Eye Reading Ability
I seem to recall this site having a high population with some sort of Autism Spectrum Disorder, and so you might be interested in an online test of eye-reading ability, which seems to be linked to ASD.
But once you take it, just read your score and open the test up in a new tab- don’t see which eyes you got wrong. Then retake the test, but imitate the photo each time, and then guess.
Does your score increase? Compare the lists of eyes you got wrong (the benefit of doing this in two tabs). Anything interesting?
From The Last Psychiatrist.
This came up in comments a while ago.
27 without mimicking expressions, 30 with—which is probably a small enough spread to be explainable by chance.
Oddly, though, there’s almost no overlap between the answers I got wrong: only one mistake appears on both lists. This might indicate that different reasoning pathways are being engaged, but a sample size of one is far from conclusive; did anyone else notice something similar going on?
26. Didn’t find the mimicking suggestion helpful.
Interestingly, I found the female eyes very difficult to read (they all look very similar, possibly because they’re heavily made-up) but got most of them correct. I think the test might be kind of sexist though. Most of the women are flirtatious, interested, fantasising, etc.

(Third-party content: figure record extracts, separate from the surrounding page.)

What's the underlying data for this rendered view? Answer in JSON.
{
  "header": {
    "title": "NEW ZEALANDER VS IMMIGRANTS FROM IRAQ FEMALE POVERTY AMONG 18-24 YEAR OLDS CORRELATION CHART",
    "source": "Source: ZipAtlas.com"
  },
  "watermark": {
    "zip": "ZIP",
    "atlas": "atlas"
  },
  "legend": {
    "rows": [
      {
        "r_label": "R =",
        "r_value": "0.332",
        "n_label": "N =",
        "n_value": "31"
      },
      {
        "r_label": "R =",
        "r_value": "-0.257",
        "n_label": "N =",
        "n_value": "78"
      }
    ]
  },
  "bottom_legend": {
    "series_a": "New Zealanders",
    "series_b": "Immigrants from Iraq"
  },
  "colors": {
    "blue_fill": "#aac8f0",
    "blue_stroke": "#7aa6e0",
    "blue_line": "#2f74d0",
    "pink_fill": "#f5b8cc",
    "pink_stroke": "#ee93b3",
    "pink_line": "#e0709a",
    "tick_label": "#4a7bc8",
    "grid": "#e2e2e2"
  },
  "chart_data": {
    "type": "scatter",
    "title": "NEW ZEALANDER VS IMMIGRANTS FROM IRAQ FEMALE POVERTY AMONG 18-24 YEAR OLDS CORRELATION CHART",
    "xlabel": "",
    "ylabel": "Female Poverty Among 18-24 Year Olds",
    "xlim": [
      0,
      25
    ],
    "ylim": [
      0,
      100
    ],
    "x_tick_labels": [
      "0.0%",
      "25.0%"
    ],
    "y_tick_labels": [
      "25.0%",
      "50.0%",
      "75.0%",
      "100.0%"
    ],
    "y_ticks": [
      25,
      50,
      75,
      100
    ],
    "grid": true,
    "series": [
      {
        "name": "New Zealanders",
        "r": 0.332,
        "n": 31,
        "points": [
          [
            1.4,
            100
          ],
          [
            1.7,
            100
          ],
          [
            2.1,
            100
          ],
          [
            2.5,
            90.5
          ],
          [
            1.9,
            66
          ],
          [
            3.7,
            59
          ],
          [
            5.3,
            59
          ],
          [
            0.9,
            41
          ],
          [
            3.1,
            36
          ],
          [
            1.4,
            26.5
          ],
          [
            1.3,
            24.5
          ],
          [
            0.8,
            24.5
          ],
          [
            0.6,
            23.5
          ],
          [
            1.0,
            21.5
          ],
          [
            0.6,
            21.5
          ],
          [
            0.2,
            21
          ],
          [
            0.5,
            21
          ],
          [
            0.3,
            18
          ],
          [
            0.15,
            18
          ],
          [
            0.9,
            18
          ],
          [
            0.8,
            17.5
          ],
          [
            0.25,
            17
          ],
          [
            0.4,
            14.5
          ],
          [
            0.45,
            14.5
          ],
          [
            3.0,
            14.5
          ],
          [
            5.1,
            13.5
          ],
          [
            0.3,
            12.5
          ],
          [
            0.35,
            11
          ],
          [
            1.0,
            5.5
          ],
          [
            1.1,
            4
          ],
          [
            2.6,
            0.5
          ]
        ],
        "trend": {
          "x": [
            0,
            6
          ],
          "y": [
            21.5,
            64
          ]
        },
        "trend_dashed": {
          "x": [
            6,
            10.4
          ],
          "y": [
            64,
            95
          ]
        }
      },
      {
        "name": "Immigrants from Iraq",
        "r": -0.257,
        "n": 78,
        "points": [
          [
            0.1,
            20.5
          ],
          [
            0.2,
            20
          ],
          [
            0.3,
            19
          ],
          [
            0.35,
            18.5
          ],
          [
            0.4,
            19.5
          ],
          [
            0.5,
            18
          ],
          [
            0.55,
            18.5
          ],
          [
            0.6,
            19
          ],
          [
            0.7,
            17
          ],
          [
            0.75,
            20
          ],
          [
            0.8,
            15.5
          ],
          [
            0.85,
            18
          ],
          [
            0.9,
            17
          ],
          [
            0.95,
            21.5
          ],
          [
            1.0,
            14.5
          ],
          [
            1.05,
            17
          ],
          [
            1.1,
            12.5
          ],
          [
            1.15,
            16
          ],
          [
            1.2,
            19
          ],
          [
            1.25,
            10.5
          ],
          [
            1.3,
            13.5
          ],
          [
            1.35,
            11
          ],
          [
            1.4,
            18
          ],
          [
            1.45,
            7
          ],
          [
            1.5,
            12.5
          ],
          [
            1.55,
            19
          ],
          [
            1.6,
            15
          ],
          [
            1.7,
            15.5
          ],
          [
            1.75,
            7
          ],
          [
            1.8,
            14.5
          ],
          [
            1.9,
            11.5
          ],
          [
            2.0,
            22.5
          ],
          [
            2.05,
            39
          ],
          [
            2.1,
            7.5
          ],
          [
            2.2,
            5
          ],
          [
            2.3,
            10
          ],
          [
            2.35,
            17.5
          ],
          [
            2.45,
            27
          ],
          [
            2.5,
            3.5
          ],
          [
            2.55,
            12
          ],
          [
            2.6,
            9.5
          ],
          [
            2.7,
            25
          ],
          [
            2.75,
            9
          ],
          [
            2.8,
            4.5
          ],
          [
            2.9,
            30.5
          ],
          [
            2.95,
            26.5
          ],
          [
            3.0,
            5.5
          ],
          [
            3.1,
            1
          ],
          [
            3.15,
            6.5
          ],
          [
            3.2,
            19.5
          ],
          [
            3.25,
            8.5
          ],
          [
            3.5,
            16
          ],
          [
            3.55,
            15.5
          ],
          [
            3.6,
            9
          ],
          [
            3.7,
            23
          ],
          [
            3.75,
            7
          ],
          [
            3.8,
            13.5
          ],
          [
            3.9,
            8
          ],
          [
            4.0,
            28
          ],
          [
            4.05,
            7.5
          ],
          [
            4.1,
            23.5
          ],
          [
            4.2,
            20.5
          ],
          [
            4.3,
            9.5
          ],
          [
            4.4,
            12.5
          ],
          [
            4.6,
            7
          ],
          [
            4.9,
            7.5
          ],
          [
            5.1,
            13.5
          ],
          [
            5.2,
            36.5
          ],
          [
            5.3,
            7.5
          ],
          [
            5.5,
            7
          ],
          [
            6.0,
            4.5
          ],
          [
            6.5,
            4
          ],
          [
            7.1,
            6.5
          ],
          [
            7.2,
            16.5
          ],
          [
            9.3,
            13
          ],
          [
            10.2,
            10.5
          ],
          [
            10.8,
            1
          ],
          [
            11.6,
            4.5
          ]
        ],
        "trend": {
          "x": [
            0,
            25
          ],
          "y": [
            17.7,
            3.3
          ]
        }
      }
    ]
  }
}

“ASD” needs a link (I don’t know what it is).
It seems likely it’s Autism Spectrum Disorders. Vaniver is probably referring to some of these discussions:
http://lesswrong.com/lw/559/autism_and_lesswrong/
http://lesswrong.com/lw/28w/aspergers_poll_results_lw_is_on_the_spectrum/
http://lesswrong.com/lw/28l/do_you_have_highfunctioning_aspergers_syndrome/
I expanded the name in the post; Michaelos’s comment below is far more helpful, though.
You could link his comment.
Done.
What the? I thought I failed epically. My score came in at 30. Apparently I’m good at reading eyes but under-confident. Or maybe just good at multiple choice tests.
I didn’t redo the test with mimicking. Doing it once stretched my patience for black and white eye looking at. Doing the same test again would make the relevance of a score improvement to mimicking negligible anyway.
I had a very similar experience with the exercise, thinking that I was going to get little better than guessing randomly, but instead got 29. If the explanation for this is that (neurotypical) people intuitively have the ability to read facial expressions due to evolution, why are my/our confidence levels low?
Is… is it poor social skills making these skills rarely practiced? It could be, at least for me.Many (but not all) of the social difficulties associated with high functioning autistism can be attributed to a bias in attention. Going through life caring about the wrong things will leave you with a distorted skill base.
I know my confidence in the read was tied to the feeling that I was being constrained. Normally I would have more to go on than just the tiny little slit where the eyes are.
25 without mimicking, 27 with. 5 errors in common, 4 of which were female (I’m male).
Just did the test, and found it very hard not to mimic the facial expressions when doing it the first time… seems like my brain just instinctively wants to “try it out” to see what the expression means. However, I got a score of 29 the first time, and 27 the second time, when I allowed my face to do what it wanted to do.
Also: is this a perfect example of hindsight bias? Or is there actually something relevant in the fact that when I look back through the list to of answers I get wrong my reaction to most of them is “oh yeah, of course!”.
Huh, got a fairly high score on this. On similar tests done by medical professionals I tend to get a much lower score, but on the other hand I have noticed increasing social skills due to practice since then. Interesting.